Q1 [70 pts]
Star Field is home to the Lions professional baseball team. The team’s new marketing director, Janna Kay, has been trying to develop a better understanding of the key drivers of attendance at the stadium to increase ticket revenues, optimize concession inventories and staffing, and schedule the timing of promotional giveaways. Using some historical data on a set of information, we consider model 1:
Attendance=b0+b1 nightgame+b2 temp_f+b3 sunday+b4 saturday+b5 friday+b6 promo+b7 openingday+b8 school+u,
where Attendance is the total attendance of the game, temp_f is the temperature of the game day, nightgame is a dummy variable indicating whether game is played during the night, Friday, Saturday and Sunday are the dummies for the day of the week, promo, opening_day and school are dummies indicating whether there are some promotional activities, whether it is the opening day, and whether local public school system is in session respectively.

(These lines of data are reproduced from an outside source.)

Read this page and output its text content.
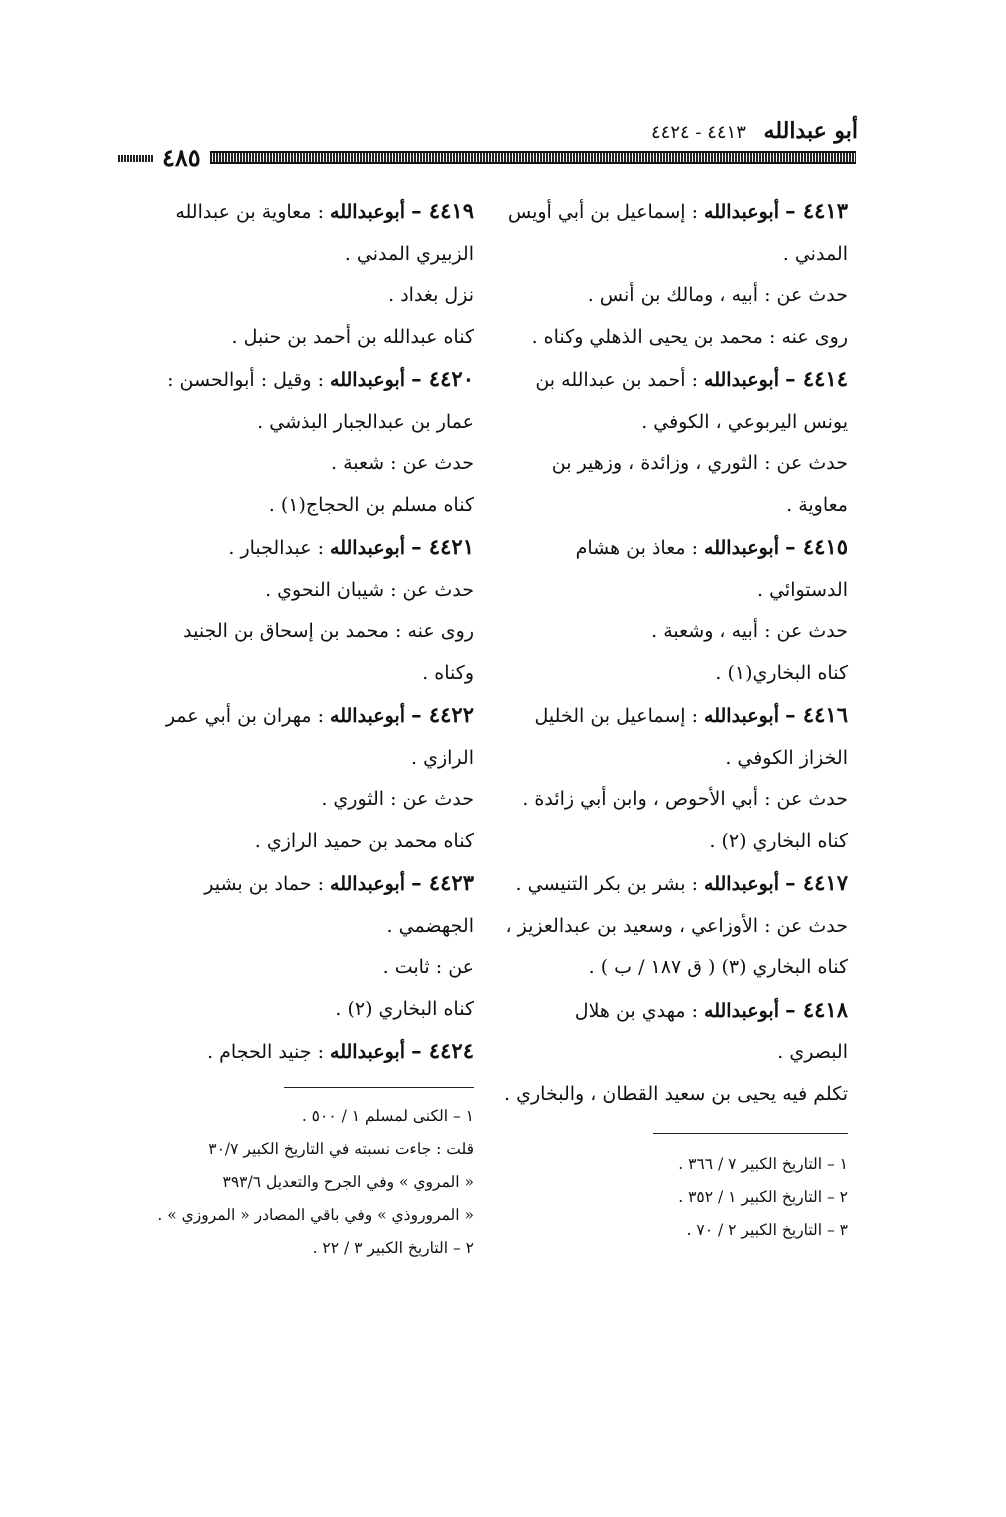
أبو عبدالله ٤٤١٣ - ٤٤٢٤
٤٨٥

٤٤١٣ – أبوعبدالله : إسماعيل بن أبي أويس

المدني .

حدث عن : أبيه ، ومالك بن أنس .

روى عنه : محمد بن يحيى الذهلي وكناه .

٤٤١٤ – أبوعبدالله : أحمد بن عبدالله بن

يونس اليربوعي ، الكوفي .

حدث عن : الثوري ، وزائدة ، وزهير بن

معاوية .

٤٤١٥ – أبوعبدالله : معاذ بن هشام

الدستوائي .

حدث عن : أبيه ، وشعبة .

كناه البخاري(١) .

٤٤١٦ – أبوعبدالله : إسماعيل بن الخليل

الخزاز الكوفي .

حدث عن : أبي الأحوص ، وابن أبي زائدة .

كناه البخاري (٢) .

٤٤١٧ – أبوعبدالله : بشر بن بكر التنيسي .

حدث عن : الأوزاعي ، وسعيد بن عبدالعزيز ،

كناه البخاري (٣) ( ق ١٨٧ / ب ) .

٤٤١٨ – أبوعبدالله : مهدي بن هلال

البصري .

تكلم فيه يحيى بن سعيد القطان ، والبخاري .

٤٤١٩ – أبوعبدالله : معاوية بن عبدالله

الزبيري المدني .

نزل بغداد .

كناه عبدالله بن أحمد بن حنبل .

٤٤٢٠ – أبوعبدالله : وقيل : أبوالحسن :

عمار بن عبدالجبار البذشي .

حدث عن : شعبة .

كناه مسلم بن الحجاج(١) .

٤٤٢١ – أبوعبدالله : عبدالجبار .

حدث عن : شيبان النحوي .

روى عنه : محمد بن إسحاق بن الجنيد

وكناه .

٤٤٢٢ – أبوعبدالله : مهران بن أبي عمر

الرازي .

حدث عن : الثوري .

كناه محمد بن حميد الرازي .

٤٤٢٣ – أبوعبدالله : حماد بن بشير

الجهضمي .

عن : ثابت .

كناه البخاري (٢) .

٤٤٢٤ – أبوعبدالله : جنيد الحجام .

١ – التاريخ الكبير ٧ / ٣٦٦ .

٢ – التاريخ الكبير ١ / ٣٥٢ .

٣ – التاريخ الكبير ٢ / ٧٠ .

١ – الكنى لمسلم ١ / ٥٠٠ .

قلت : جاءت نسبته في التاريخ الكبير ٣٠/٧

« المروي » وفي الجرح والتعديل ٣٩٣/٦

« المروروذي » وفي باقي المصادر « المروزي » .

٢ – التاريخ الكبير ٣ / ٢٢ .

1. Import the baseball data first. Estimate model 1 and summarize the result using stargazer. According to the estimation results, which day of the week usually has the highest attendance? Why?
2. How much is the attendance expected to change if the temperature on the game day becomes 10 degrees higher?
3. What is the estimated difference of the average attendance between night games and daytime games?
*Suppose that we believe the attendance is not always increasing as the temperature increases, and we add the square term of temperature as in model 2:
attendance=b0+b1 nightgame+b2 temp_f+b3 sunday+b4 saturday+b5 friday+b6 promo+b7 openingday+b8 school+b9 temp_f^2+u
4. Estimate model 2. Does the result support our conjecture or not?
5. Using the estimated coefficient of temp_f and temp_f^2, briefly explain how does the average attendance change as the temperature increases.
6. According to the results, do you want to keep temp_f^2 in the model or not? Why? (Hint: what is the relevant hypothesis test here?)
*Lastly, we consider model 3 by using the logarithm of attendance as the dependent variable. The set of regressors are the same as model 2.
7. Estimate model 3 and summarize model 1,2,3 using stargazer. Interpret the estimated coefficient of opening_day.
Q2 [30 pts]
1. Download Amazon and Google’s daily stock price data from XXXXXXXXXXto XXXXXXXXXXYou can do so in Yahoo Finance (https://finance.yahoo.com/quote/AMZN/history?p=AMZN) or other websites. Use the close price.
2. Import the data you downloaded into R. Plot the time series of Amazon and Google stock prices using different colors.